C.W. Stoneking is an artist for whom "unexpected" is probably the default setting. How else to describe such a fine purveyor of American roots music who also happens to be a towering, youthful-faced white Australian man? He surprises first-time listeners, throws curveballs at long-time fans, and everything he does contains at least some background level of bafflement for all involved.

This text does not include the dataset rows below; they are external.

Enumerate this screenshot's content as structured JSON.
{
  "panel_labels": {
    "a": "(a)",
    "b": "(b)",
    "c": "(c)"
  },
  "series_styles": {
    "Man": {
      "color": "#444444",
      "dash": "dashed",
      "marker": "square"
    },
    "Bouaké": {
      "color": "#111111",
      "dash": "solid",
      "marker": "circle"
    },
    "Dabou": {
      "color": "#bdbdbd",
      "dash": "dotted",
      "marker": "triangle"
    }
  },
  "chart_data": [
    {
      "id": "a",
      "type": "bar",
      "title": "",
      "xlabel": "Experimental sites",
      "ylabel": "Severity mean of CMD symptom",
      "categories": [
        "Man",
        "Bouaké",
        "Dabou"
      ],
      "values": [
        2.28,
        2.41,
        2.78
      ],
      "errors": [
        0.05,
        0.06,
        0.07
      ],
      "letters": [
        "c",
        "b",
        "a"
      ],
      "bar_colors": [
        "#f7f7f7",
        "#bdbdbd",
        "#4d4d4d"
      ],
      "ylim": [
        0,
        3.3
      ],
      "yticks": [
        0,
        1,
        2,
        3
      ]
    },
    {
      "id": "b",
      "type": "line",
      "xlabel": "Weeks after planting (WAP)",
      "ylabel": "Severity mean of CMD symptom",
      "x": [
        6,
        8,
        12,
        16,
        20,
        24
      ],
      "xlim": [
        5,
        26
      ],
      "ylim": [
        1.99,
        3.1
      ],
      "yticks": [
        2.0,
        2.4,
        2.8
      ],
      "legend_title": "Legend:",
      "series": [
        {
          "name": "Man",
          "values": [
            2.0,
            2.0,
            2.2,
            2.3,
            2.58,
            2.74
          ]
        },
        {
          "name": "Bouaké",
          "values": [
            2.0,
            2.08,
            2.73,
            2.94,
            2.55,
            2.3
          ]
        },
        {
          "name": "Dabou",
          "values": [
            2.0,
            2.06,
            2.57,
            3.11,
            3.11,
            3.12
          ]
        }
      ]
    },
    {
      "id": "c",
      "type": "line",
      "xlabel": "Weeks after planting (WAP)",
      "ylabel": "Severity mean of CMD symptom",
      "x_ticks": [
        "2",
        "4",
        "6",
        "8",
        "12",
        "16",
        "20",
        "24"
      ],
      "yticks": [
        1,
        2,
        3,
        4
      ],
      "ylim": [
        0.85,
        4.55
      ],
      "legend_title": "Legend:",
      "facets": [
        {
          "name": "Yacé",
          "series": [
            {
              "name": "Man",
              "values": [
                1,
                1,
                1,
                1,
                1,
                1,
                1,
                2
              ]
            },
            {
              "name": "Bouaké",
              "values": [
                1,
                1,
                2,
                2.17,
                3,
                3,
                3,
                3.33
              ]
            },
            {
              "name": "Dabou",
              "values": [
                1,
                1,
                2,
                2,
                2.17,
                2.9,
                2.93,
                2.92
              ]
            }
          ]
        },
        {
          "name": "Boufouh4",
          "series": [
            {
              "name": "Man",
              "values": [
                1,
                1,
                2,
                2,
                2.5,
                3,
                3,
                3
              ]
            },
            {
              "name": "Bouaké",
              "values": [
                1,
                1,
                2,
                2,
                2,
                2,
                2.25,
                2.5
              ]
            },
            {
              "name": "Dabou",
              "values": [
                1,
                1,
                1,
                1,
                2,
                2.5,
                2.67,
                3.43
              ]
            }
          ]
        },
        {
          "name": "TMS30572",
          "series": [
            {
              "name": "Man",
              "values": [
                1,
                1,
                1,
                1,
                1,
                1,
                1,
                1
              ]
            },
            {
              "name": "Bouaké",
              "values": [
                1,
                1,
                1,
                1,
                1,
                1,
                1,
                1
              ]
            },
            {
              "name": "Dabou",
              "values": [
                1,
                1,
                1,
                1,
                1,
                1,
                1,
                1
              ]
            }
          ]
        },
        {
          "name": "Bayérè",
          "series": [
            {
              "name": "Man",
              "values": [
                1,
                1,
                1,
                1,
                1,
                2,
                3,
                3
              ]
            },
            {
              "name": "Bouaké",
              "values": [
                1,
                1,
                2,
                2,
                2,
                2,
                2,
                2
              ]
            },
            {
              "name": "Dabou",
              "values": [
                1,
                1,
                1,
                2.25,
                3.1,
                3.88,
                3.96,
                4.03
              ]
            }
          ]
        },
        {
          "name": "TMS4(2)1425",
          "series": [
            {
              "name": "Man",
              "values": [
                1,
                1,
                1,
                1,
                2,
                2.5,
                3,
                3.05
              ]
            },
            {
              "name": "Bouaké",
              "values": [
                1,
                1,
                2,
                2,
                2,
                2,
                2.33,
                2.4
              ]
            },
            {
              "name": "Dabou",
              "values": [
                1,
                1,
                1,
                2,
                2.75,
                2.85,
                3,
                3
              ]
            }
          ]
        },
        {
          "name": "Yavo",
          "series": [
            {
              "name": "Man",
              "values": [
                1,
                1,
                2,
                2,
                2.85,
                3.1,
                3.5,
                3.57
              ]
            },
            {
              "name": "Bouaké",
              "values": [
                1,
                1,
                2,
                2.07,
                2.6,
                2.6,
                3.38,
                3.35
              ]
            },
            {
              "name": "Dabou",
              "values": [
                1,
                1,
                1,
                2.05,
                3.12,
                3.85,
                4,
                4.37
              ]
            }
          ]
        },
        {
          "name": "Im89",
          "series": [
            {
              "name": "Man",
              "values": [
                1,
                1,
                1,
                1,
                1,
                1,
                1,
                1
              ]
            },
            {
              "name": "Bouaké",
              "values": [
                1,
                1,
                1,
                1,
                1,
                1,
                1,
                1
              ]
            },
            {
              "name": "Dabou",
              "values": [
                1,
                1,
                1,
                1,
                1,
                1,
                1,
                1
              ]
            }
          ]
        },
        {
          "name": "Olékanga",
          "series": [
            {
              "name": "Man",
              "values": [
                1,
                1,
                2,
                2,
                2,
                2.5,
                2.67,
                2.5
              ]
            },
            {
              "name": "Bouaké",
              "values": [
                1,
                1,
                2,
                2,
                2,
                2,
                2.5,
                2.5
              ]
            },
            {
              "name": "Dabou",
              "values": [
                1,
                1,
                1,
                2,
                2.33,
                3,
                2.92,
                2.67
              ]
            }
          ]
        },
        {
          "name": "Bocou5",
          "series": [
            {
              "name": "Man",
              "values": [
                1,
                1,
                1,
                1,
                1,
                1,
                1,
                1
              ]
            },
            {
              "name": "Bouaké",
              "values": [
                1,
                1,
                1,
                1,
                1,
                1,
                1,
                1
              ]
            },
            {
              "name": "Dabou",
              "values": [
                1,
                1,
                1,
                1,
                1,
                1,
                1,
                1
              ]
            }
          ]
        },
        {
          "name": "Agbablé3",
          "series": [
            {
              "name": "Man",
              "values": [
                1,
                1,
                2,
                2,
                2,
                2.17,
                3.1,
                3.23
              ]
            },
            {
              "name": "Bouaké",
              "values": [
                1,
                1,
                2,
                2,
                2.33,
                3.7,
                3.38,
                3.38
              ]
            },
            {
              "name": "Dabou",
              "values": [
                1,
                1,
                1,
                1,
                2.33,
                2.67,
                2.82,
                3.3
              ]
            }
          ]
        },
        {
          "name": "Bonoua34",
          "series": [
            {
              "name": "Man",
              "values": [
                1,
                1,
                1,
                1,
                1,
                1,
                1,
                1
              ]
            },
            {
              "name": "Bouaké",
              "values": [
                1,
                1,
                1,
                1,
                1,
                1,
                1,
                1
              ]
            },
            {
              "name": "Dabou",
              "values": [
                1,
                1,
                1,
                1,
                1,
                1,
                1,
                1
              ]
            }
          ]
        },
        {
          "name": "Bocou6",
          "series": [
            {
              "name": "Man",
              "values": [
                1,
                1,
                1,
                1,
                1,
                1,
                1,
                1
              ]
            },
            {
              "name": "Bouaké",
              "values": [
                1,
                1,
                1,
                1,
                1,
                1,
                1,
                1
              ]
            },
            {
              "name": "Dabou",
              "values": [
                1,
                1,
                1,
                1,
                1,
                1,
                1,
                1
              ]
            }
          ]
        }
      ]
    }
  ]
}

There are multitudes in Stoneking's music. It's probably easiest to describe him as a "blues artist," but the term disguises what makes his music special. There's so much in there. A 1920s pre-war blues sound is key, but there's almost equal helpings of New Orleans jazz, jug band music, hokum, country and calypso, and he's lately brought in elements of jump jive, early rock 'n roll and gospel. His gift is that he brings them all together without anything sounding out of place. He finds the strands that connect all of these different styles and gently braids them together. It's what he values more than anything: "It's getting everything to unify, really. The music, the flow of it, keeping it moving, with no dead spots. Then I guess having the lyrics and the meaning that flows in that too, you know? Getting it all to knit together in a way that, if you didn't speak English maybe, you'd still be able to feel the melody, or the sounds of the words. If you did, then the meaning would also flow. That's sort of what I'm trying to do, I guess."
When so many on the blues scene are trying to sound "authentic"—whatever that is—it's that unity of sound that allows Stoneking to actually achieve it, and with apparent ease, too. Back in the day, no-one was "just" a blues musician, or a jazz or country musician, and so neither is he.